One of the biggest obstacles to children getting enough exercise is the many distractions they experience.  Television, video games, tablets, phones – all of these electronic devices can provide hours of entertainment and quickly become addictive to young people.  If your child is staring at a screen for hours on end, chances are he or she is also not moving.  That type of sedentary lifestyle can contribute to obesity. 

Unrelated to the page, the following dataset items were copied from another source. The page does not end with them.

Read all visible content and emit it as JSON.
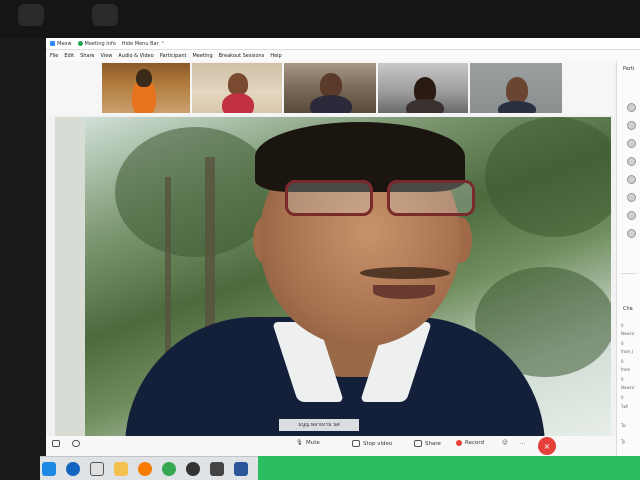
{
  "window": {
    "title_app": "Meow",
    "title_meeting_info": "Meeting Info",
    "title_hide_menu": "Hide Menu Bar"
  },
  "menu": [
    "File",
    "Edit",
    "Share",
    "View",
    "Audio & Video",
    "Participant",
    "Meeting",
    "Breakout Sessions",
    "Help"
  ],
  "video": {
    "speaker_name": "มนูญ พลายงาม นศ"
  },
  "right_panel": {
    "participants_title": "Parti",
    "chat_title": "Cha",
    "chat_lines": [
      "0",
      "Newco",
      "0",
      "from J",
      "0",
      "from",
      "0",
      "Newco",
      "0",
      "ใจดี",
      "To:",
      "Ty"
    ]
  },
  "controls": {
    "mute": "Mute",
    "stop_video": "Stop video",
    "share": "Share",
    "record": "Record",
    "more": "...",
    "end": "×"
  },
  "colors": {
    "accent": "#2d8cff",
    "end_red": "#e5403a",
    "taskbar_green": "#2bbd5f"
  },
  "taskbar_icons": [
    "windows-logo-icon",
    "edge-icon",
    "qr-app-icon",
    "file-explorer-icon",
    "firefox-icon",
    "chrome-icon",
    "obs-icon",
    "davinci-icon",
    "word-icon"
  ]
}
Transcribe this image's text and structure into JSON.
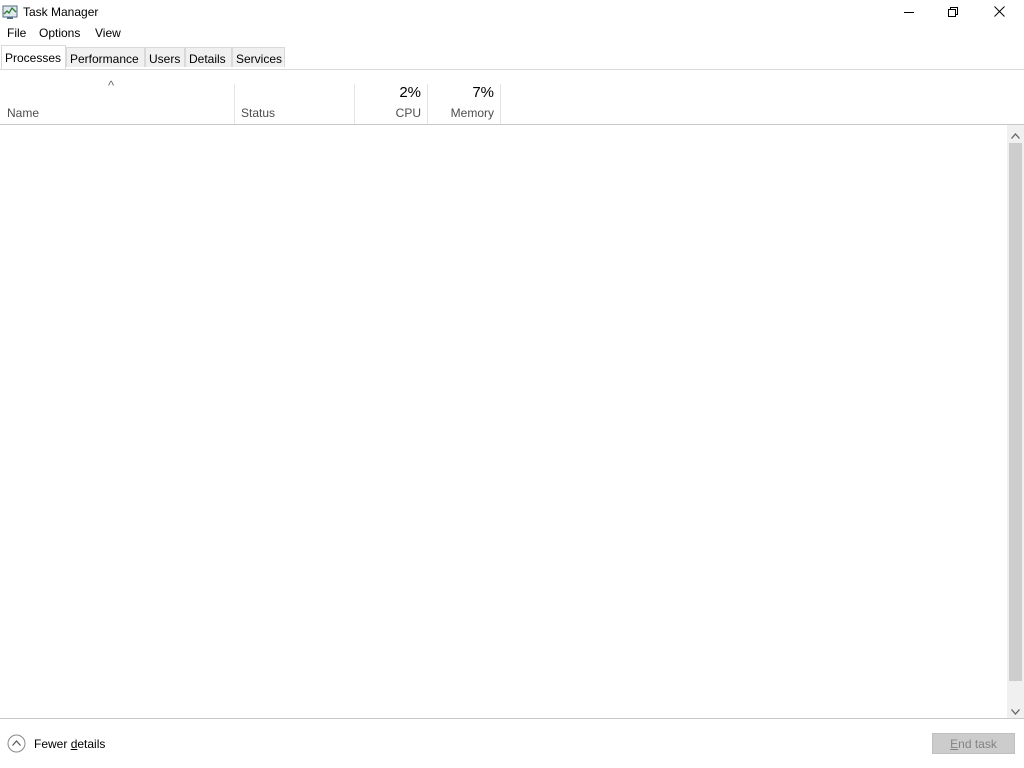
{
  "window": {
    "title": "Task Manager",
    "icon": "task-manager-icon",
    "controls": [
      "minimize-icon",
      "restore-icon",
      "close-icon"
    ]
  },
  "menu": {
    "items": [
      {
        "label": "File"
      },
      {
        "label": "Options"
      },
      {
        "label": "View"
      }
    ]
  },
  "tabs": [
    {
      "label": "Processes",
      "active": true
    },
    {
      "label": "Performance",
      "active": false
    },
    {
      "label": "Users",
      "active": false
    },
    {
      "label": "Details",
      "active": false
    },
    {
      "label": "Services",
      "active": false
    }
  ],
  "columns": {
    "sort_indicator": "^",
    "name": {
      "label": "Name"
    },
    "status": {
      "label": "Status"
    },
    "cpu": {
      "label": "CPU",
      "value": "2%"
    },
    "memory": {
      "label": "Memory",
      "value": "7%"
    }
  },
  "footer": {
    "fewer_details_prefix": "Fewer ",
    "fewer_details_underlined": "d",
    "fewer_details_suffix": "etails",
    "end_task_underlined": "E",
    "end_task_suffix": "nd task"
  },
  "colors": {
    "tab_inactive_bg": "#f0f0f0",
    "button_disabled_bg": "#cccccc",
    "scrollbar_thumb": "#cdcdcd"
  }
}
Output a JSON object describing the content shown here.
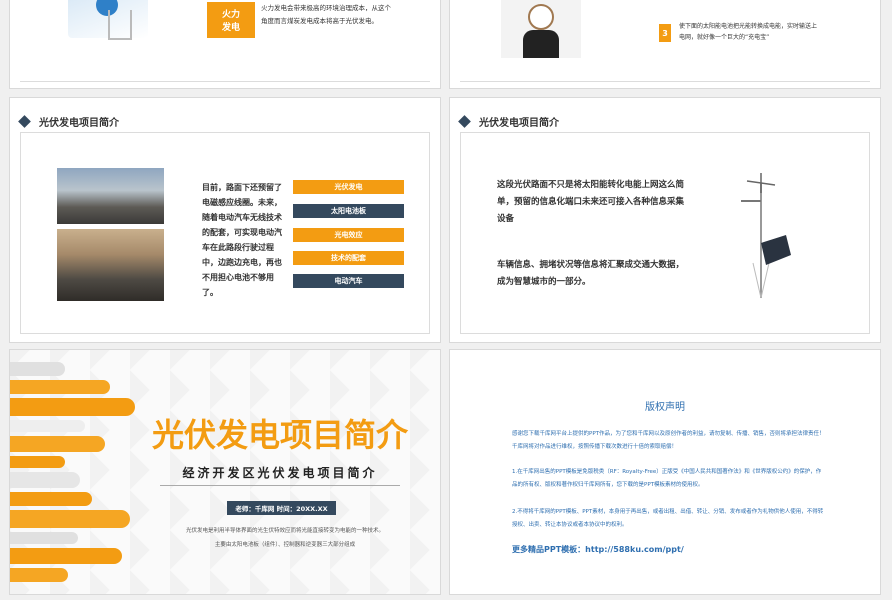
{
  "slide1": {
    "badge": "火力\n发电",
    "text": "火力发电会带来极高的环境治理成本，从这个角度而言煤炭发电成本将高于光伏发电。"
  },
  "slide2": {
    "step_num": "3",
    "text": "使下面的太阳能电池把光能转换成电能，实时输送上电网，就好像一个巨大的“充电宝”"
  },
  "slide3": {
    "section_title": "光伏发电项目简介",
    "body": "目前，路面下还预留了电磁感应线圈。未来，随着电动汽车无线技术的配套，可实现电动汽车在此路段行驶过程中，边跑边充电，再也不用担心电池不够用了。",
    "tags": [
      "光伏发电",
      "太阳电池板",
      "光电效应",
      "技术的配套",
      "电动汽车"
    ]
  },
  "slide4": {
    "section_title": "光伏发电项目简介",
    "para1": "这段光伏路面不只是将太阳能转化电能上网这么简单，预留的信息化端口未来还可接入各种信息采集设备",
    "para2": "车辆信息、拥堵状况等信息将汇聚成交通大数据，成为智慧城市的一部分。"
  },
  "slide5": {
    "title": "光伏发电项目简介",
    "subtitle": "经济开发区光伏发电项目简介",
    "teacher_bar": "老师：千库网  时间：20XX.XX",
    "desc1": "光伏发电是利用半导体界面的光生伏特效应而将光能直接转变为电能的一种技术。",
    "desc2": "主要由太阳电池板（组件）、控制器和逆变器三大部分组成"
  },
  "slide6": {
    "title": "版权声明",
    "intro": "感谢您下载千库网平台上提供的PPT作品，为了您和千库网以及原创作者的利益，请勿复制、传播、销售，否则将承担法律责任！千库网将对作品进行维权，按照传播下载次数进行十倍的索取赔偿！",
    "p1": "1.在千库网出售的PPT模板是免版税类（RF：Royalty-Free）正版受《中国人民共和国著作法》和《世界版权公约》的保护，作品的所有权、版权和著作权归千库网所有，您下载的是PPT模板素材的使用权。",
    "p2": "2.不得将千库网的PPT模板、PPT素材，本身用于再出售，或者出租、出借、转让、分销、发布或者作为礼物供他人使用，不得转授权、出卖、转让本协议或者本协议中的权利。",
    "more": "更多精品PPT模板：http://588ku.com/ppt/"
  }
}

The goal is to get at least one hour of physical activity per day and to limit screen time to no more than two hours per day.  One way to ensure your children get enough exercise is to build in regular family activities – this could be a hike, a bike ride, swimming, etc.  In addition, children who join an organized activity such as a sports team or scouts are sure to get more time moving around.   

Stay Supportive

Given the increased risk an obese child faces for developing a variety of health problems such as type 2 diabetes, high cholesterol and high blood pressure, working to achieve and maintain a healthy weight in childhood will pay off throughout life. 

The most important thing parents can do if their child is obese is to be supportive and loving as they work together to get to healthier weight.  Any child can be susceptible to bullying at school or elsewhere and overweight kids may be more likely to be picked on by their peers.  Having open lines of communication with your child is very important to pick up on any indications of bullying or self-esteem issues. 

For children who are overweight, losing weight will do a lot to boost their self-esteem and confidence.  These positive effects will spill over into academic and extra-curricular activities, as well as help with friendships and relationships with others.